Nelson rappers TV Legends, which includes vocalist-producer Taylor Pritchard (left), vocalist Charlie Garton (centre) and director-manager Akailah Yocom, recorded a song and made a video about the COVID-19 pandemic just before they had to start physical distancing. Photo submitted

VIDEO: Nelson rappers release song ‘COVID-19’

TV Legends includes Taylor Pritchard, Charlie Garton and Akailah Yocom

Akailah Yocom thought he was only making a joke.

He’d been working with Charlie Garton and Taylor Pritchard on rap tracks when, as he stepped away for dinner, he suggested a song about COVID-19.

“I wasn’t expecting to come back and have a finished song, essentially,” he says.

One day later Nelson’s TV Legends, which features vocalist Garton and vocalist-producer Pritchard, had shot and finished a video for the song “COVID-19” directed by Yocom.

The song took the pair just two hours to write. When Yocom returned, Garton and Pritchard were ready with a finished track and eager to shoot a video. “He was so blown away,” said Garton. “He said, ‘You actually made a song out of this joke?’”

Warning: explicit lyrics

The novel coronavirus is quickly becoming a source of inspiration for artists around B.C.

In Hope, an artist used repurposed materials for a menacing statue named after the virus. In Smithers, a singer-songwriter released a video for a track called “Flatten The Curve” featuring people around the world dancing in their homes. And a singer from Abbotsford has received love on YouTube for her song “Frontline.”

For their own track, TV Legends wanted to have some fun.

The video, which features Garton and Pritchard wearing masks as they rap, was mostly shot at Kootenay Forest Products’ abandoned Peco deck in Nelson and matches the song’s dystopian material as Garton raps the chorus “So sick, corona caught the virus, global epidemic you can’t see with your iris.”

But it also has humour as well. The trio made a quick visit to the local Safeway where Yocom filmed Garton and Pritchard pretending to steal toilet paper while a mother and son look on in the background.

“The timing of when we shot it was right before the whole thing really blew up,” says Yocom. “So it was right on the edge of getting weird looks but it was still kind of laughable to most people.”

In February, Pritchard invited Garton over to see if they could make a song. Their creativity clicked — four 12-hour sessions later they had 15 songs.
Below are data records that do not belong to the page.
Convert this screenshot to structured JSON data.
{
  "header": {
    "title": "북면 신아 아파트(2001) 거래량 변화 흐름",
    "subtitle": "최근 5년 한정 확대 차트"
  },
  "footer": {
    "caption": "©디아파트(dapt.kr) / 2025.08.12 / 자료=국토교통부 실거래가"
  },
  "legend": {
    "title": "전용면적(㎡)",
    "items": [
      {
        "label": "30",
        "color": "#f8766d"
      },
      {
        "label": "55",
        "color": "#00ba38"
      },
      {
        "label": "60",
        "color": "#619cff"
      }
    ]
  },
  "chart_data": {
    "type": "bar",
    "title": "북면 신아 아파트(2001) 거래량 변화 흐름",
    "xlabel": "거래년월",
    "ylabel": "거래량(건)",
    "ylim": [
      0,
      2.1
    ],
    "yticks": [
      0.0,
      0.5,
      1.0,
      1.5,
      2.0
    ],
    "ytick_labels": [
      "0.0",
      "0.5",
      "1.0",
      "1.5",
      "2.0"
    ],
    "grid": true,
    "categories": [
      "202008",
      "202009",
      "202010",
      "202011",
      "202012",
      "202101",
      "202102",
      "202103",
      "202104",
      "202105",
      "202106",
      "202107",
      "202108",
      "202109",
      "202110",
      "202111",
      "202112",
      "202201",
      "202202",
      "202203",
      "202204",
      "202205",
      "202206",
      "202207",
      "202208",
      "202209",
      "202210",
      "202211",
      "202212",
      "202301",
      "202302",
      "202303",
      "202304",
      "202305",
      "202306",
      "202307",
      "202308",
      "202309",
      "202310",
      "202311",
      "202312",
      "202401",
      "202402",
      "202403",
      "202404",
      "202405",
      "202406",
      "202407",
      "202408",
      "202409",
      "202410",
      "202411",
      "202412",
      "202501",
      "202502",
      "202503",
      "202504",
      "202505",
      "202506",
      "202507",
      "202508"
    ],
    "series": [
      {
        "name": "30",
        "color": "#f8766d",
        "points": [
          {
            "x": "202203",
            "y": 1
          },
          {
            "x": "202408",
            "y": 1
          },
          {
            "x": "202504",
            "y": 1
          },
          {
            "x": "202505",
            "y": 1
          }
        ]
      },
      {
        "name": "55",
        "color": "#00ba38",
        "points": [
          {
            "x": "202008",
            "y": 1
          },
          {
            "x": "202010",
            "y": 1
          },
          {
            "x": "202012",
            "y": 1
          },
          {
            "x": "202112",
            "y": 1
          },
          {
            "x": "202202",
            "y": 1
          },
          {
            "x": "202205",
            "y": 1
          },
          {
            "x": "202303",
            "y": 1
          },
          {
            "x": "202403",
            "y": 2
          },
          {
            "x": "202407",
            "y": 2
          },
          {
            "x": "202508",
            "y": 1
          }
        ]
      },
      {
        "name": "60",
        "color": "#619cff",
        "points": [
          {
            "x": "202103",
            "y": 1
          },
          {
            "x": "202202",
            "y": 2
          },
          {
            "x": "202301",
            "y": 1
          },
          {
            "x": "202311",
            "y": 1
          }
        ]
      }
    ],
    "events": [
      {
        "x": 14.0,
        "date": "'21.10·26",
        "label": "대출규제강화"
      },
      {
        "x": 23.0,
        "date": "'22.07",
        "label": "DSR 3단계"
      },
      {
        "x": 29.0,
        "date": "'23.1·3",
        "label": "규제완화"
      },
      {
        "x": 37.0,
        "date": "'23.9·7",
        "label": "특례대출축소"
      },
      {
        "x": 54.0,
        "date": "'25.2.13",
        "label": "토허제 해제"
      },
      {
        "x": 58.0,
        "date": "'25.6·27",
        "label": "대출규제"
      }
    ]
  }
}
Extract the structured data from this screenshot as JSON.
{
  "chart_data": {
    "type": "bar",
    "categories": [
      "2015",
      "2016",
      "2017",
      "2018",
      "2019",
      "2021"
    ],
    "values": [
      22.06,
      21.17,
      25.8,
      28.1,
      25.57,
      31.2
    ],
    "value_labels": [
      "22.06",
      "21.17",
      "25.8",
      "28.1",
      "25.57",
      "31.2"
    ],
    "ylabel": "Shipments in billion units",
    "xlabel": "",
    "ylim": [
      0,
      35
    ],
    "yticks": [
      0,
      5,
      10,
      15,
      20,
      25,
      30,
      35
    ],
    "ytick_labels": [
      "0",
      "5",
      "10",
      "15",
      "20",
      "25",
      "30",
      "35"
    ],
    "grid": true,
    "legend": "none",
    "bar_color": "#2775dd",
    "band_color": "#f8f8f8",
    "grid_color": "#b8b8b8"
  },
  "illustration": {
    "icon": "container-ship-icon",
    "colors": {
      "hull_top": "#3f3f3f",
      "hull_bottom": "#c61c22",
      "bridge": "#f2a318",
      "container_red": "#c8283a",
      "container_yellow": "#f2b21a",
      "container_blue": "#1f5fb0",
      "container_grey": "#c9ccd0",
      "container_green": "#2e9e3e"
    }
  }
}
“We stayed up so late it was crazy,” says Pritchard. “But we slapped out so many tracks and we have more than an album sitting there that we need to play with.”

The pair answered Yocom’s not-so-serious challenge on March 22 and by April 1 had a music video on YouTube for “COVID-19.”

Garton said response to the video has been positive. Listeners, he says, appreciate the fledgling hip-hop group poking a little fun at a serious situation.

“For the most part everyone was just so stoked there was a little bit of humour being brought to the situation in the middle of it when everyone is sitting at home and has not much to do besides laugh.

“We’re all stressed and we’re all caught in the same situation. There’s really only one common way that all humans know how to deal with stress.”